A path for India without compromising for Developmental Activities:

  • First, that the prospects of effective global action required to address climate change are so weak is extremely bad news for India.
  • We are a deeply vulnerable country to climate impacts. It would behove India not to be a status quo player in this context, but to argue for enhanced global collective action.
  • Second, India has the potential to show the pathway to accelerating action on climate change even while pursuing its development interests.
  • A notable example is its energy efficiency track record, which helps limit greenhouse gases even while saving the nation energy.
  • However, there are inconsistencies in India’s story as a climate champion. India is justifiably recognised for promoting renewable energy, yet also muddies the waters by sending mixed signals on future coal use.
  • The choice of Houston — the U.S. oil capital — for the Indian Prime Minister’s recent public event, risks signalling that India sees its energy independence as tied to enhanced fossil fuel use.

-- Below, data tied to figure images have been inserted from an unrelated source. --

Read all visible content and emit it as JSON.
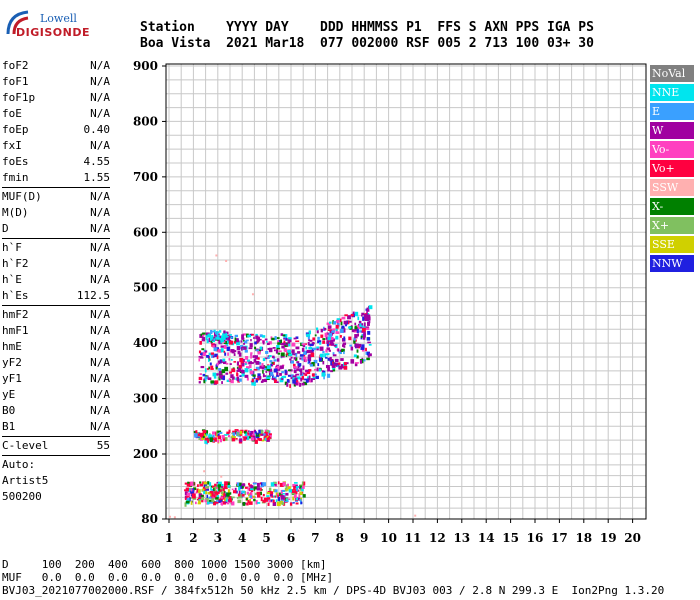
{
  "logo": {
    "line1": "Lowell",
    "line2": "DIGISONDE"
  },
  "header": {
    "line1": "Station    YYYY DAY    DDD HHMMSS P1  FFS S AXN PPS IGA PS",
    "line2": "Boa Vista  2021 Mar18  077 002000 RSF 005 2 713 100 03+ 30"
  },
  "params": {
    "group1": [
      {
        "k": "foF2",
        "v": "N/A"
      },
      {
        "k": "foF1",
        "v": "N/A"
      },
      {
        "k": "foF1p",
        "v": "N/A"
      },
      {
        "k": "foE",
        "v": "N/A"
      },
      {
        "k": "foEp",
        "v": "0.40"
      },
      {
        "k": "fxI",
        "v": "N/A"
      },
      {
        "k": "foEs",
        "v": "4.55"
      },
      {
        "k": "fmin",
        "v": "1.55"
      }
    ],
    "group2": [
      {
        "k": "MUF(D)",
        "v": "N/A"
      },
      {
        "k": "M(D)",
        "v": "N/A"
      },
      {
        "k": "D",
        "v": "N/A"
      }
    ],
    "group3": [
      {
        "k": "h`F",
        "v": "N/A"
      },
      {
        "k": "h`F2",
        "v": "N/A"
      },
      {
        "k": "h`E",
        "v": "N/A"
      },
      {
        "k": "h`Es",
        "v": "112.5"
      }
    ],
    "group4": [
      {
        "k": "hmF2",
        "v": "N/A"
      },
      {
        "k": "hmF1",
        "v": "N/A"
      },
      {
        "k": "hmE",
        "v": "N/A"
      },
      {
        "k": "yF2",
        "v": "N/A"
      },
      {
        "k": "yF1",
        "v": "N/A"
      },
      {
        "k": "yE",
        "v": "N/A"
      },
      {
        "k": "B0",
        "v": "N/A"
      },
      {
        "k": "B1",
        "v": "N/A"
      }
    ],
    "group5": [
      {
        "k": "C-level",
        "v": "55"
      }
    ]
  },
  "auto": {
    "line1": "Auto:",
    "line2": "Artist5",
    "line3": "500200"
  },
  "legend": [
    {
      "label": "NoVal",
      "color": "#808080"
    },
    {
      "label": "NNE",
      "color": "#00e5ee"
    },
    {
      "label": "E",
      "color": "#3aa0ff"
    },
    {
      "label": "W",
      "color": "#a000a0"
    },
    {
      "label": "Vo-",
      "color": "#ff40c0"
    },
    {
      "label": "Vo+",
      "color": "#ff0040"
    },
    {
      "label": "SSW",
      "color": "#ffb0b0"
    },
    {
      "label": "X-",
      "color": "#008000"
    },
    {
      "label": "X+",
      "color": "#80c060"
    },
    {
      "label": "SSE",
      "color": "#d0d000"
    },
    {
      "label": "NNW",
      "color": "#2020e0"
    }
  ],
  "footer": {
    "line1": "D     100  200  400  600  800 1000 1500 3000 [km]",
    "line2": "MUF   0.0  0.0  0.0  0.0  0.0  0.0  0.0  0.0 [MHz]",
    "line3": "BVJ03_2021077002000.RSF / 384fx512h 50 kHz 2.5 km / DPS-4D BVJ03 003 / 2.8 N 299.3 E  Ion2Png 1.3.20"
  },
  "chart_data": {
    "type": "scatter",
    "x_ticks": [
      "1",
      "2",
      "3",
      "4",
      "5",
      "6",
      "7",
      "8",
      "9",
      "10",
      "11",
      "12",
      "13",
      "14",
      "15",
      "16",
      "17",
      "18",
      "19",
      "20"
    ],
    "y_ticks": [
      "80",
      "200",
      "300",
      "400",
      "500",
      "600",
      "700",
      "800",
      "900"
    ],
    "xlim": [
      0.8,
      20.2
    ],
    "ylim": [
      80,
      900
    ],
    "grid": true,
    "regions": [
      {
        "name": "F-layer trace",
        "x": [
          2.2,
          5.8
        ],
        "y": [
          330,
          420
        ],
        "dominant": "W"
      },
      {
        "name": "F-layer trace",
        "x": [
          5.8,
          9.2
        ],
        "y": [
          315,
          470
        ],
        "dominant": "W"
      },
      {
        "name": "F-layer upper",
        "x": [
          2.5,
          3.5
        ],
        "y": [
          405,
          425
        ],
        "dominant": "NNE"
      },
      {
        "name": "Es multiple",
        "x": [
          2.0,
          5.1
        ],
        "y": [
          225,
          245
        ],
        "dominant": "Vo+"
      },
      {
        "name": "Es trace",
        "x": [
          1.6,
          6.5
        ],
        "y": [
          110,
          150
        ],
        "dominant": "Vo+"
      }
    ]
  }
}
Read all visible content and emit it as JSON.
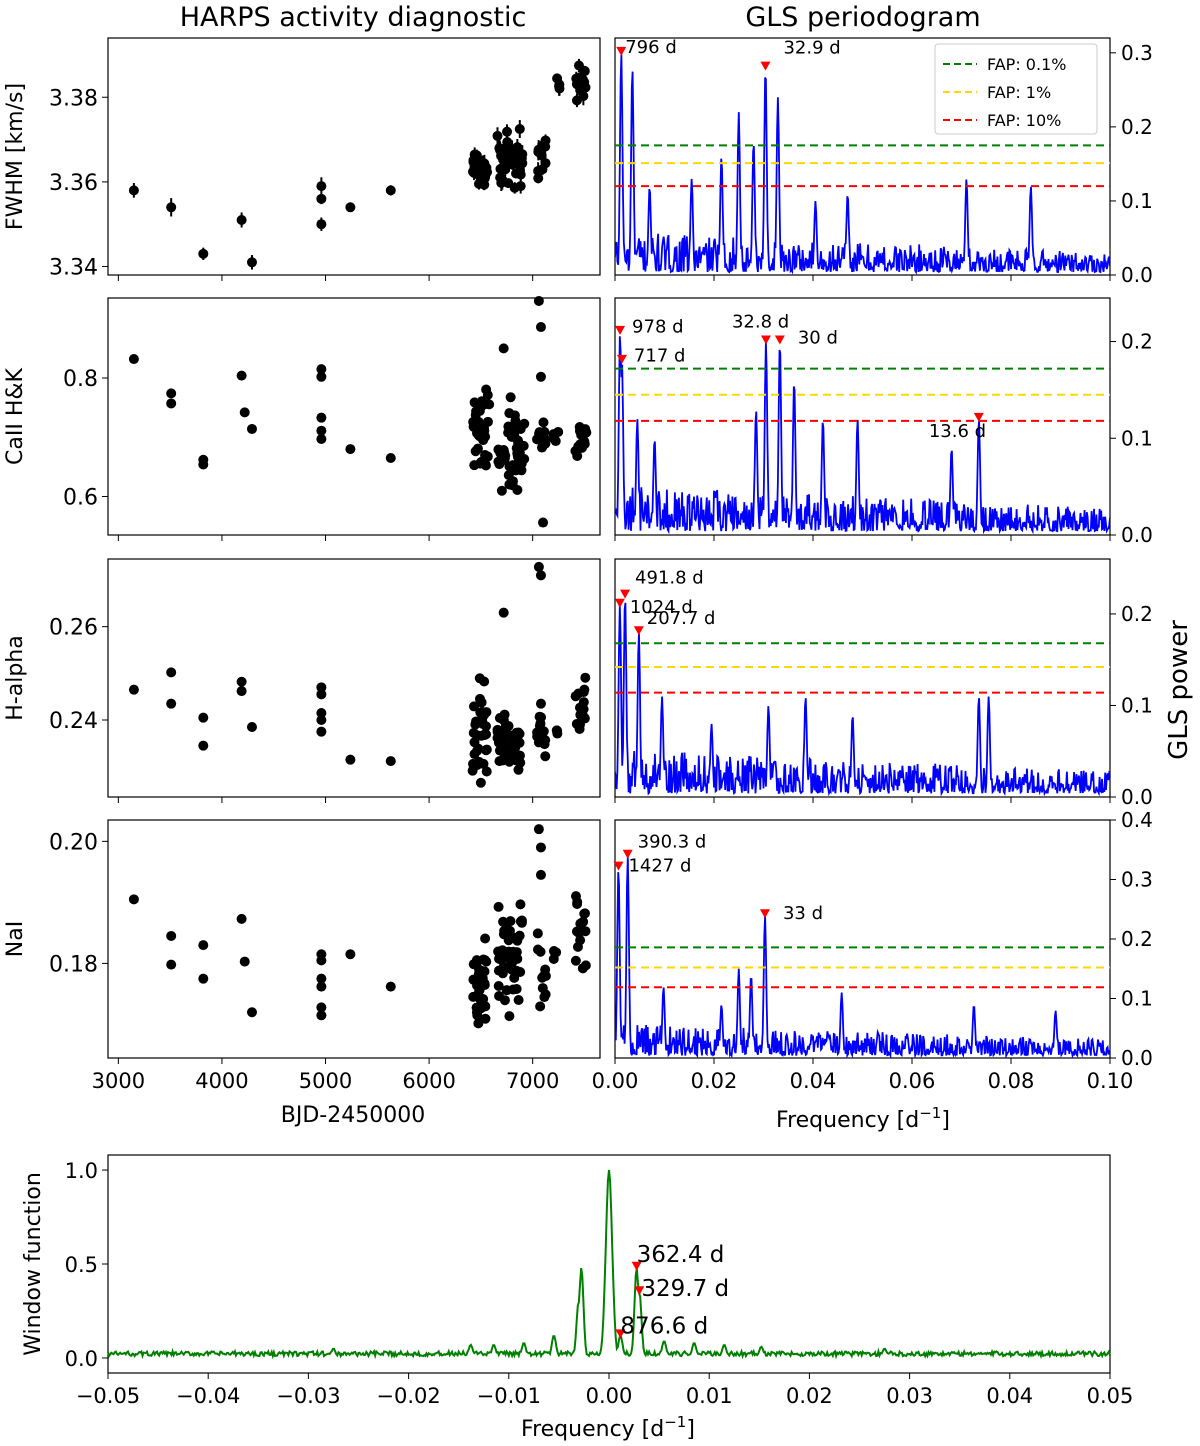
{
  "figure": {
    "left_title": "HARPS activity diagnostic",
    "right_title": "GLS periodogram",
    "right_ylabel": "GLS power",
    "time_xlabel": "BJD-2450000",
    "freq_xlabel": "Frequency [d",
    "freq_xlabel_sup": "−1",
    "freq_xlabel_end": "]",
    "legend": [
      {
        "label": "FAP: 0.1%",
        "color": "#008000"
      },
      {
        "label": "FAP: 1%",
        "color": "#FFD700"
      },
      {
        "label": "FAP: 10%",
        "color": "#FF0000"
      }
    ]
  },
  "chart_data": [
    {
      "type": "scatter",
      "id": "fwhm_ts",
      "ylabel": "FWHM [km/s]",
      "ylim": [
        3.338,
        3.394
      ],
      "xlim": [
        2900,
        7650
      ],
      "yticks": [
        "3.34",
        "3.36",
        "3.38"
      ],
      "ytick_values": [
        3.34,
        3.36,
        3.38
      ],
      "xticks": [
        3000,
        4000,
        5000,
        6000,
        7000
      ],
      "error_bars": true,
      "points": [
        [
          3150,
          3.358
        ],
        [
          3510,
          3.354
        ],
        [
          3820,
          3.343
        ],
        [
          4190,
          3.351
        ],
        [
          4290,
          3.341
        ],
        [
          4960,
          3.35
        ],
        [
          4960,
          3.356
        ],
        [
          4960,
          3.359
        ],
        [
          5240,
          3.354
        ],
        [
          5630,
          3.358
        ]
      ],
      "clusters": [
        {
          "x": [
            6420,
            6560
          ],
          "y": [
            3.356,
            3.37
          ],
          "n": 34
        },
        {
          "x": [
            6660,
            6900
          ],
          "y": [
            3.355,
            3.375
          ],
          "n": 44
        },
        {
          "x": [
            7050,
            7130
          ],
          "y": [
            3.358,
            3.376
          ],
          "n": 12
        },
        {
          "x": [
            7230,
            7290
          ],
          "y": [
            3.38,
            3.386
          ],
          "n": 4
        },
        {
          "x": [
            7410,
            7510
          ],
          "y": [
            3.375,
            3.39
          ],
          "n": 14
        }
      ]
    },
    {
      "type": "line",
      "id": "fwhm_gls",
      "ylim": [
        0,
        0.32
      ],
      "xlim": [
        0,
        0.1
      ],
      "yticks": [
        "0.0",
        "0.1",
        "0.2",
        "0.3"
      ],
      "ytick_values": [
        0,
        0.1,
        0.2,
        0.3
      ],
      "fap_levels": [
        0.175,
        0.151,
        0.12
      ],
      "noise": 0.045,
      "peaks": [
        [
          0.00126,
          0.3
        ],
        [
          0.0035,
          0.28
        ],
        [
          0.0304,
          0.28
        ],
        [
          0.0329,
          0.24
        ],
        [
          0.025,
          0.22
        ],
        [
          0.028,
          0.18
        ],
        [
          0.0215,
          0.16
        ],
        [
          0.047,
          0.11
        ],
        [
          0.071,
          0.13
        ],
        [
          0.084,
          0.12
        ],
        [
          0.0405,
          0.1
        ],
        [
          0.0155,
          0.13
        ],
        [
          0.007,
          0.12
        ]
      ],
      "annotations": [
        {
          "f": 0.00126,
          "p": 0.3,
          "label": "796 d",
          "dx": -2,
          "dy": 0.4
        },
        {
          "f": 0.0304,
          "p": 0.28,
          "label": "32.9 d",
          "dx": 12,
          "dy": -14
        }
      ],
      "show_legend": true
    },
    {
      "type": "scatter",
      "id": "caii_ts",
      "ylabel": "CaII H&K",
      "ylim": [
        0.535,
        0.935
      ],
      "xlim": [
        2900,
        7650
      ],
      "yticks": [
        "0.6",
        "0.8"
      ],
      "ytick_values": [
        0.6,
        0.8
      ],
      "xticks": [
        3000,
        4000,
        5000,
        6000,
        7000
      ],
      "error_bars": false,
      "points": [
        [
          3150,
          0.832
        ],
        [
          3510,
          0.774
        ],
        [
          3510,
          0.757
        ],
        [
          3820,
          0.662
        ],
        [
          3820,
          0.654
        ],
        [
          4190,
          0.804
        ],
        [
          4220,
          0.742
        ],
        [
          4290,
          0.714
        ],
        [
          4960,
          0.815
        ],
        [
          4960,
          0.802
        ],
        [
          4960,
          0.733
        ],
        [
          4960,
          0.711
        ],
        [
          4960,
          0.697
        ],
        [
          5240,
          0.68
        ],
        [
          5630,
          0.665
        ],
        [
          6720,
          0.85
        ],
        [
          7060,
          0.93
        ],
        [
          7080,
          0.886
        ],
        [
          7100,
          0.556
        ],
        [
          7080,
          0.802
        ]
      ],
      "clusters": [
        {
          "x": [
            6420,
            6580
          ],
          "y": [
            0.585,
            0.815
          ],
          "n": 36
        },
        {
          "x": [
            6660,
            6920
          ],
          "y": [
            0.565,
            0.785
          ],
          "n": 46
        },
        {
          "x": [
            7040,
            7130
          ],
          "y": [
            0.645,
            0.76
          ],
          "n": 12
        },
        {
          "x": [
            7200,
            7260
          ],
          "y": [
            0.66,
            0.73
          ],
          "n": 4
        },
        {
          "x": [
            7410,
            7520
          ],
          "y": [
            0.632,
            0.745
          ],
          "n": 14
        }
      ]
    },
    {
      "type": "line",
      "id": "caii_gls",
      "ylim": [
        0,
        0.245
      ],
      "xlim": [
        0,
        0.1
      ],
      "yticks": [
        "0.0",
        "0.1",
        "0.2"
      ],
      "ytick_values": [
        0,
        0.1,
        0.2
      ],
      "fap_levels": [
        0.172,
        0.145,
        0.118
      ],
      "noise": 0.04,
      "peaks": [
        [
          0.00102,
          0.21
        ],
        [
          0.0014,
          0.18
        ],
        [
          0.0305,
          0.2
        ],
        [
          0.0333,
          0.2
        ],
        [
          0.0362,
          0.16
        ],
        [
          0.0735,
          0.12
        ],
        [
          0.0285,
          0.13
        ],
        [
          0.042,
          0.12
        ],
        [
          0.049,
          0.12
        ],
        [
          0.008,
          0.1
        ],
        [
          0.0045,
          0.12
        ],
        [
          0.068,
          0.09
        ]
      ],
      "annotations": [
        {
          "f": 0.00102,
          "p": 0.21,
          "label": "978 d",
          "dx": 6,
          "dy": 0.4
        },
        {
          "f": 0.0014,
          "p": 0.18,
          "label": "717 d",
          "dx": 6,
          "dy": 0.4
        },
        {
          "f": 0.0305,
          "p": 0.2,
          "label": "32.8 d",
          "dx": -40,
          "dy": -14
        },
        {
          "f": 0.0333,
          "p": 0.2,
          "label": "30 d",
          "dx": 12,
          "dy": 2
        },
        {
          "f": 0.0735,
          "p": 0.12,
          "label": "13.6 d",
          "dx": -56,
          "dy": 18
        }
      ],
      "show_legend": false
    },
    {
      "type": "scatter",
      "id": "halpha_ts",
      "ylabel": "H-alpha",
      "ylim": [
        0.2235,
        0.2745
      ],
      "xlim": [
        2900,
        7650
      ],
      "yticks": [
        "0.24",
        "0.26"
      ],
      "ytick_values": [
        0.24,
        0.26
      ],
      "xticks": [
        3000,
        4000,
        5000,
        6000,
        7000
      ],
      "error_bars": false,
      "points": [
        [
          3150,
          0.2465
        ],
        [
          3510,
          0.2502
        ],
        [
          3510,
          0.2435
        ],
        [
          3820,
          0.2405
        ],
        [
          3820,
          0.2345
        ],
        [
          4190,
          0.2482
        ],
        [
          4190,
          0.2462
        ],
        [
          4290,
          0.2385
        ],
        [
          4960,
          0.247
        ],
        [
          4960,
          0.2455
        ],
        [
          4960,
          0.2415
        ],
        [
          4960,
          0.24
        ],
        [
          4960,
          0.2375
        ],
        [
          5240,
          0.2315
        ],
        [
          5630,
          0.2312
        ],
        [
          6720,
          0.263
        ],
        [
          7060,
          0.2728
        ],
        [
          7080,
          0.271
        ],
        [
          7080,
          0.2435
        ]
      ],
      "clusters": [
        {
          "x": [
            6420,
            6560
          ],
          "y": [
            0.2245,
            0.2505
          ],
          "n": 36
        },
        {
          "x": [
            6660,
            6900
          ],
          "y": [
            0.2255,
            0.2445
          ],
          "n": 46
        },
        {
          "x": [
            7040,
            7130
          ],
          "y": [
            0.229,
            0.244
          ],
          "n": 12
        },
        {
          "x": [
            7200,
            7260
          ],
          "y": [
            0.237,
            0.238
          ],
          "n": 3
        },
        {
          "x": [
            7410,
            7520
          ],
          "y": [
            0.232,
            0.2525
          ],
          "n": 16
        }
      ]
    },
    {
      "type": "line",
      "id": "halpha_gls",
      "ylim": [
        0,
        0.26
      ],
      "xlim": [
        0,
        0.1
      ],
      "yticks": [
        "0.0",
        "0.1",
        "0.2"
      ],
      "ytick_values": [
        0,
        0.1,
        0.2
      ],
      "fap_levels": [
        0.168,
        0.142,
        0.114
      ],
      "noise": 0.04,
      "peaks": [
        [
          0.00098,
          0.21
        ],
        [
          0.00203,
          0.22
        ],
        [
          0.00481,
          0.18
        ],
        [
          0.0385,
          0.11
        ],
        [
          0.0735,
          0.11
        ],
        [
          0.0755,
          0.11
        ],
        [
          0.031,
          0.1
        ],
        [
          0.048,
          0.09
        ],
        [
          0.0095,
          0.11
        ],
        [
          0.0195,
          0.08
        ]
      ],
      "annotations": [
        {
          "f": 0.00203,
          "p": 0.22,
          "label": "491.8 d",
          "dx": 4,
          "dy": -12
        },
        {
          "f": 0.00098,
          "p": 0.21,
          "label": "1024 d",
          "dx": 4,
          "dy": 8
        },
        {
          "f": 0.00481,
          "p": 0.18,
          "label": "207.7 d",
          "dx": 2,
          "dy": -8
        }
      ],
      "show_legend": false
    },
    {
      "type": "scatter",
      "id": "nai_ts",
      "ylabel": "NaI",
      "ylim": [
        0.1645,
        0.2035
      ],
      "xlim": [
        2900,
        7650
      ],
      "yticks": [
        "0.18",
        "0.20"
      ],
      "ytick_values": [
        0.18,
        0.2
      ],
      "xticks": [
        3000,
        4000,
        5000,
        6000,
        7000
      ],
      "error_bars": false,
      "points": [
        [
          3150,
          0.1905
        ],
        [
          3510,
          0.1845
        ],
        [
          3510,
          0.1798
        ],
        [
          3820,
          0.183
        ],
        [
          3820,
          0.1775
        ],
        [
          4190,
          0.1873
        ],
        [
          4220,
          0.1803
        ],
        [
          4290,
          0.172
        ],
        [
          4960,
          0.1815
        ],
        [
          4960,
          0.1805
        ],
        [
          4960,
          0.1775
        ],
        [
          4960,
          0.1762
        ],
        [
          4960,
          0.1728
        ],
        [
          4960,
          0.1715
        ],
        [
          5240,
          0.1815
        ],
        [
          5630,
          0.1762
        ],
        [
          7060,
          0.202
        ],
        [
          7080,
          0.199
        ],
        [
          7080,
          0.1945
        ]
      ],
      "clusters": [
        {
          "x": [
            6420,
            6560
          ],
          "y": [
            0.1655,
            0.185
          ],
          "n": 36
        },
        {
          "x": [
            6660,
            6900
          ],
          "y": [
            0.169,
            0.194
          ],
          "n": 46
        },
        {
          "x": [
            7040,
            7130
          ],
          "y": [
            0.17,
            0.188
          ],
          "n": 12
        },
        {
          "x": [
            7200,
            7260
          ],
          "y": [
            0.18,
            0.183
          ],
          "n": 3
        },
        {
          "x": [
            7410,
            7520
          ],
          "y": [
            0.177,
            0.193
          ],
          "n": 16
        }
      ]
    },
    {
      "type": "line",
      "id": "nai_gls",
      "ylim": [
        0,
        0.4
      ],
      "xlim": [
        0,
        0.1
      ],
      "yticks": [
        "0.0",
        "0.1",
        "0.2",
        "0.3",
        "0.4"
      ],
      "ytick_values": [
        0,
        0.1,
        0.2,
        0.3,
        0.4
      ],
      "fap_levels": [
        0.186,
        0.152,
        0.119
      ],
      "noise": 0.045,
      "peaks": [
        [
          0.0007,
          0.32
        ],
        [
          0.00256,
          0.34
        ],
        [
          0.0303,
          0.24
        ],
        [
          0.025,
          0.15
        ],
        [
          0.0275,
          0.14
        ],
        [
          0.0458,
          0.11
        ],
        [
          0.0098,
          0.12
        ],
        [
          0.0215,
          0.09
        ],
        [
          0.0725,
          0.09
        ],
        [
          0.089,
          0.08
        ]
      ],
      "annotations": [
        {
          "f": 0.00256,
          "p": 0.34,
          "label": "390.3 d",
          "dx": 4,
          "dy": -8
        },
        {
          "f": 0.0007,
          "p": 0.32,
          "label": "1427 d",
          "dx": 4,
          "dy": 4
        },
        {
          "f": 0.0303,
          "p": 0.24,
          "label": "33 d",
          "dx": 12,
          "dy": 4
        }
      ],
      "show_legend": false
    },
    {
      "type": "line",
      "id": "window_function",
      "ylabel": "Window function",
      "ylim": [
        -0.08,
        1.08
      ],
      "xlim": [
        -0.05,
        0.05
      ],
      "yticks": [
        "0.0",
        "0.5",
        "1.0"
      ],
      "ytick_values": [
        0.0,
        0.5,
        1.0
      ],
      "xticks": [
        "−0.05",
        "−0.04",
        "−0.03",
        "−0.02",
        "−0.01",
        "0.00",
        "0.01",
        "0.02",
        "0.03",
        "0.04",
        "0.05"
      ],
      "xtick_values": [
        -0.05,
        -0.04,
        -0.03,
        -0.02,
        -0.01,
        0,
        0.01,
        0.02,
        0.03,
        0.04,
        0.05
      ],
      "color": "#008000",
      "peaks": [
        [
          0,
          1.0
        ],
        [
          -0.00276,
          0.48
        ],
        [
          0.00276,
          0.48
        ],
        [
          0.00303,
          0.35
        ],
        [
          -0.00303,
          0.3
        ],
        [
          0.00114,
          0.12
        ],
        [
          -0.0055,
          0.12
        ],
        [
          0.0055,
          0.09
        ],
        [
          0.0085,
          0.08
        ],
        [
          0.0115,
          0.07
        ],
        [
          -0.0085,
          0.08
        ],
        [
          -0.0138,
          0.07
        ],
        [
          0.0275,
          0.05
        ],
        [
          -0.0275,
          0.05
        ],
        [
          0.0152,
          0.06
        ],
        [
          -0.0115,
          0.07
        ]
      ],
      "annotations": [
        {
          "f": 0.00276,
          "p": 0.48,
          "label": "362.4 d",
          "dx": 0,
          "dy": -6
        },
        {
          "f": 0.00303,
          "p": 0.35,
          "label": "329.7 d",
          "dx": 2,
          "dy": 4
        },
        {
          "f": 0.00114,
          "p": 0.12,
          "label": "876.6 d",
          "dx": 0,
          "dy": -2
        }
      ]
    }
  ]
}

While some increase in fossil fuel is inevitable for India, the messaging is incoherent at best.
  • India needs domestic energy policies that are more clearly and coherently tuned to a future low carbon world.
  • Third, such a domestic message would position India to be a true global climate leader, rather than a leader only among climate laggards.
  • India and China, both jostling for influence in African nations but also both losers from climate impacts, jointly help ensure that Africa’s development is powered by renewable energy rather than fossil fuels and based on an energy efficient future.
  • Such an agenda could bring together economic, environmental and political gains.
  • The pathway to enhanced action is unlikely to override entrenched national politics, powered by international suasion.
  • Instead, the aim should be to make accelerated climate action congruent with an enlightened notion of national interest by focusing on key actions in rapidly changing areas such as energy and urbanisation.
  • India can build a diplomatic approach on a firm domestic foundation that takes seriously climate change as a factor in its future development pathway.

Way Forward

  • Localized Climate risk atlas at national scale level.
  • We have technology but need to work on R and D to reach our targets.
  • Democratization of climate data.
  • The real challenge is to get other developed countries on board.
  • Wealthy nations like the U.S., and those of the EU argued that emissions from developing countries are consistently rising and they need to commit to more serious emission cuts. A consensus needs to be developed at the earliest.
  • Ban on single use plastic will be one of the game changer
  • The ‘developing versus developed country’ schism needs to be diluted at the earliest and Developed Countries should avoid watering down the CBDR principle envisaged in earlier agreements.
  • We should not treat climate change as an environmental problem but need to address it as developmental challenge.
  • Investment in R&D is needed to spur innovations in sustainable climate-friendly and climate-proof productivity, and the private sector can help on this.
  • India’s ambitious targets to cut carbon emissions require strong political will, meaningful engagements and sustainable plans.
  • Climate finance can prove to be a compelling financial tool to align India’s growth with various climate change measures.